Его смятения никто не заметил; каждый ездок погрузился в свое.
«Как бы мусью не одолел!…»
– Наддай, Нащокин! – голос Каретникова был слаб, но бодр.
– Н-но, смертяка! – Нащокин, довольный, что может потрафить товарищу, привстал и даже попытался свистнуть. Свист вышел вялый, ничуть не похожий на молодецкие россвисты вчерашних разбойников.
– Паншин! – прокричал сквозь стук копыт Господинчев. – Зачем мусью барышню в монастырь везет?
– Небось, обидел!
– То-то, что небось! А венцом греха прикрыть не хочет!
– Приготовьтесь, господа – впереди лес. Как бы не повторилось.
Каретников приподнялся на локте и потянул пистолеты. Подводу мотало, государственный груз громыхал, оповещая о всадниках белые пустоши, которые были готовы принять в себя и груз, и всадников, и государство. Паншин летел впереди, прикидывая, доберутся ли к полудню. Если Бог даст – должны добраться. Искомое Покровское, как выяснилось после расспросов хлебосольной хозяйки, существовало в этих краях в единственном числе.
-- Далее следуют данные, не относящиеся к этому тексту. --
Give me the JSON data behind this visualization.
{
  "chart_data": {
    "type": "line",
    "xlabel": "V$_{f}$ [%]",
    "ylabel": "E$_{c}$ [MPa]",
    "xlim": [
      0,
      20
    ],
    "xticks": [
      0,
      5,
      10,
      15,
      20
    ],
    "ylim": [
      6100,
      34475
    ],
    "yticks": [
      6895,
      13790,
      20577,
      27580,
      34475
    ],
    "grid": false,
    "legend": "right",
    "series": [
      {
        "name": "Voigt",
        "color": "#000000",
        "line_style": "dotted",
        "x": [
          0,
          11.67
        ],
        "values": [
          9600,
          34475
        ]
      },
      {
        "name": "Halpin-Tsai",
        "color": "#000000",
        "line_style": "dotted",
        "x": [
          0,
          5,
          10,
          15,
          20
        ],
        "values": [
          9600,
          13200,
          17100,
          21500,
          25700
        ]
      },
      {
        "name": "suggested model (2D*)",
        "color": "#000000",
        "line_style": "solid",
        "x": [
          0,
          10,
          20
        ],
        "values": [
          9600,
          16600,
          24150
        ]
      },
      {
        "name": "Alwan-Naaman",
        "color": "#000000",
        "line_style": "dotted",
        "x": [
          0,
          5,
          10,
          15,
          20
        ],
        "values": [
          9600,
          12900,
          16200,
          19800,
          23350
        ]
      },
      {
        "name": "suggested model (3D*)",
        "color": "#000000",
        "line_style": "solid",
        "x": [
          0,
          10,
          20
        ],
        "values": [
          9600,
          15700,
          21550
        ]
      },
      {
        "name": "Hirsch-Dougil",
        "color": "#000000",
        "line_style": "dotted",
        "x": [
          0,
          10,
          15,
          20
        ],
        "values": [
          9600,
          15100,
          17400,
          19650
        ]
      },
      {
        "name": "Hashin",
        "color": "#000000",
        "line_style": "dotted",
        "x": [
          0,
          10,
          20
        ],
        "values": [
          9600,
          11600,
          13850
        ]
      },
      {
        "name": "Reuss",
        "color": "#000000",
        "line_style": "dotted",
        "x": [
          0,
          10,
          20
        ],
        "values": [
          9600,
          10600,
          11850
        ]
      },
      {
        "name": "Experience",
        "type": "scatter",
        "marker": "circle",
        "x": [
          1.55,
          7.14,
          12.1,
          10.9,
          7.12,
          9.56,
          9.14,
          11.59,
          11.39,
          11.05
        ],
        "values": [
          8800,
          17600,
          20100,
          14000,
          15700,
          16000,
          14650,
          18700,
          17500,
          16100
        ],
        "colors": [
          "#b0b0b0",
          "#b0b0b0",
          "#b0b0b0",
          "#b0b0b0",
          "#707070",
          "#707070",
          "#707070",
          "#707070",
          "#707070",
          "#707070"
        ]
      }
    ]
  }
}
Тошнота усиливалась. Паншин, не снижая скорости, оглянулся на своих товарищей. Их вид удручал, и командир тревожно подумал, что ставки отряда в вероятной битве с коварным мусью падают с каждой верстой. Вороны невесело лаяли; их скучный хохот пронимал Паншина до печенок.
8
Барон фон Гагенгум решился на извращение и принимал ванну. Массивное вместилище казалось диким в отрыве от кафеля, душа и трепетных занавесок. Ванна стояла посреди комнаты, и перепуганная девка ходила вокруг Гагенгума, подливая горячей воды из кувшина. Она предчувствовала скорое приглашение и двигалась на цыпочках, боясь сама не зная, чего – то ли бесовской купели, то ли непонятного барина.
Гагенгум краем глаза посматривал на девку, но действовать не решался. Он плохо разбирался в местных обычаях. Скорее всего, оно было бы все путем, да кто ж его знает. «После дела, – внутренний Гагенгум погрозил внешнему пальцем. – Держите себя в руках, господин советник».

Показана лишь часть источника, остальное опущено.